Behind the Lens: Changing your film’s ASA is another way to control exposure

When you photograph with film you have to choose between black-and-white, color negative and color slide film. In addition, each film had multiple speeds, or sensitivity ratings, denoted by an ASA number. A popular color slide film like Kodachrome 64 was considered a “slow” film. The 64 stood for its ASA. It was mainly an outdoor film and was considered National Geographic’s film of choice. Fujichrome’s 800 ASA color slide film, a “fast” film, enabled a photographer to shoot indoors, in less than ideal lighting conditions. For comparison, here are exposures for an indoor scene, using different film speeds at f4.0.

ASA 64 – 1/8th second @ f4.0

ASA 400 – 1/60th

ASA 800 – 1/125th

ASA 1600 – 1/250th

Each time you double a film’s sensitivity(ASA), you can reduce the shutter speed by half. You could halve your aperture instead, if you chose. Changing your film’s ASA is another exposure control along with shutter speed and aperture.

But with digital cameras, there’s no need to change film. Digital cameras record images on electronic image sensors and the sensors sensitivity can be adjusted, like changing to a different speed film. Measured by ISO ratings, sensor sensitivity is similar to film ASA.

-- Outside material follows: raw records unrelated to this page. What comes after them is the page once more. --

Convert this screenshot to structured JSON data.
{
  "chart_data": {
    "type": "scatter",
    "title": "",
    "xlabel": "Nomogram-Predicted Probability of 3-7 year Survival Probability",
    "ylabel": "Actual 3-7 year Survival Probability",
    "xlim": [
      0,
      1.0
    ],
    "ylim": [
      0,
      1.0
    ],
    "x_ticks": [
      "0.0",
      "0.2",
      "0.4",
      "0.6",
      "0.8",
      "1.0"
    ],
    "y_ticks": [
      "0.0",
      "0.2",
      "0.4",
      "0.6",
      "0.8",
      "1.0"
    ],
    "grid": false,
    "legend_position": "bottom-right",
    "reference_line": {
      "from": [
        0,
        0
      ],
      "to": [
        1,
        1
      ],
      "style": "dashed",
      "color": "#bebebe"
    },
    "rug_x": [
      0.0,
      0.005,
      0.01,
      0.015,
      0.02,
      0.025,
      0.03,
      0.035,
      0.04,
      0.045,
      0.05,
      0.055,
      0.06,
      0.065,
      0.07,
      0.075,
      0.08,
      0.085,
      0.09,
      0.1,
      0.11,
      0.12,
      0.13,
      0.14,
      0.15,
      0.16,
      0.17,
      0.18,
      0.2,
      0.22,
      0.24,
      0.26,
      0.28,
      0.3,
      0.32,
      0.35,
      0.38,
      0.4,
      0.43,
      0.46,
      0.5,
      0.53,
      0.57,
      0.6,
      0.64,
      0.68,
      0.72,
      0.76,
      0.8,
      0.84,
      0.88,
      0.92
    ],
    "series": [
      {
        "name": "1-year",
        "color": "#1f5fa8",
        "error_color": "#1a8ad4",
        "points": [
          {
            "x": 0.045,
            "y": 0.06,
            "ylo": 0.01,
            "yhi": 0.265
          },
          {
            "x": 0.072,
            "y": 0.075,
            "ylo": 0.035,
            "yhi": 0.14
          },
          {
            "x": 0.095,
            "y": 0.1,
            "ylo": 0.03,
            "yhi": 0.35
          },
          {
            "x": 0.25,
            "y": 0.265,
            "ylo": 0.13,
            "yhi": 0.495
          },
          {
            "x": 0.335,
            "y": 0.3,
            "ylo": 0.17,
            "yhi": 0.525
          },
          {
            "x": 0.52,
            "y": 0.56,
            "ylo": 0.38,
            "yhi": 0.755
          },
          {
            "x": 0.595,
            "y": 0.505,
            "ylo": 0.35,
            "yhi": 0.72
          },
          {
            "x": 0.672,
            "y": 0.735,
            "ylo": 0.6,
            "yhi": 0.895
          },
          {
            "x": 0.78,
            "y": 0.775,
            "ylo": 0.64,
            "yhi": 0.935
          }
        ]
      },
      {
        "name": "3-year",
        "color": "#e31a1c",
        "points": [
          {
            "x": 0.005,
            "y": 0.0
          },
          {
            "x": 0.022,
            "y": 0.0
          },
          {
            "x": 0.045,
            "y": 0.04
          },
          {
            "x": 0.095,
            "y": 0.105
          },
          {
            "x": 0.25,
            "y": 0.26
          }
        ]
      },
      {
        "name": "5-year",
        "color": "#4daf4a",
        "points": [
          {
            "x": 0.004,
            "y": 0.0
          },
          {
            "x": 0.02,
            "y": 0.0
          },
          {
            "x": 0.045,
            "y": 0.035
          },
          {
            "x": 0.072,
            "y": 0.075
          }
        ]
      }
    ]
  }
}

The higher you set your ISO, the more sensitive the sensor is to light and therefore, less light is needed to make an exposure. It’s a very handy way to extend the exposure range of your camera in low light. Let’s say you want to catch your son or daughter in a swim meet dive. You’ve determined that a proper exposure is 1/125th at f4.0 at ISO 800. Unfortunately, your Aquahawk dives too fast and is blurred at 1/125th so you have to switch to 1/250th. A bump up in the ISO from 800 to 1600 will compensate for halving the shutter speed.

But here’s the bad news. Any increase in ISO sensitivity on digital cameras will increase grain or “noise” in your images. Noise is the degradation of image detail and clarity. My recommendation is to avoid using ISOs above 400 on point-and-shoot cameras because of their smaller sensors. If you own a digital single lens reflex, you can probably get acceptable results with 3200 ISO.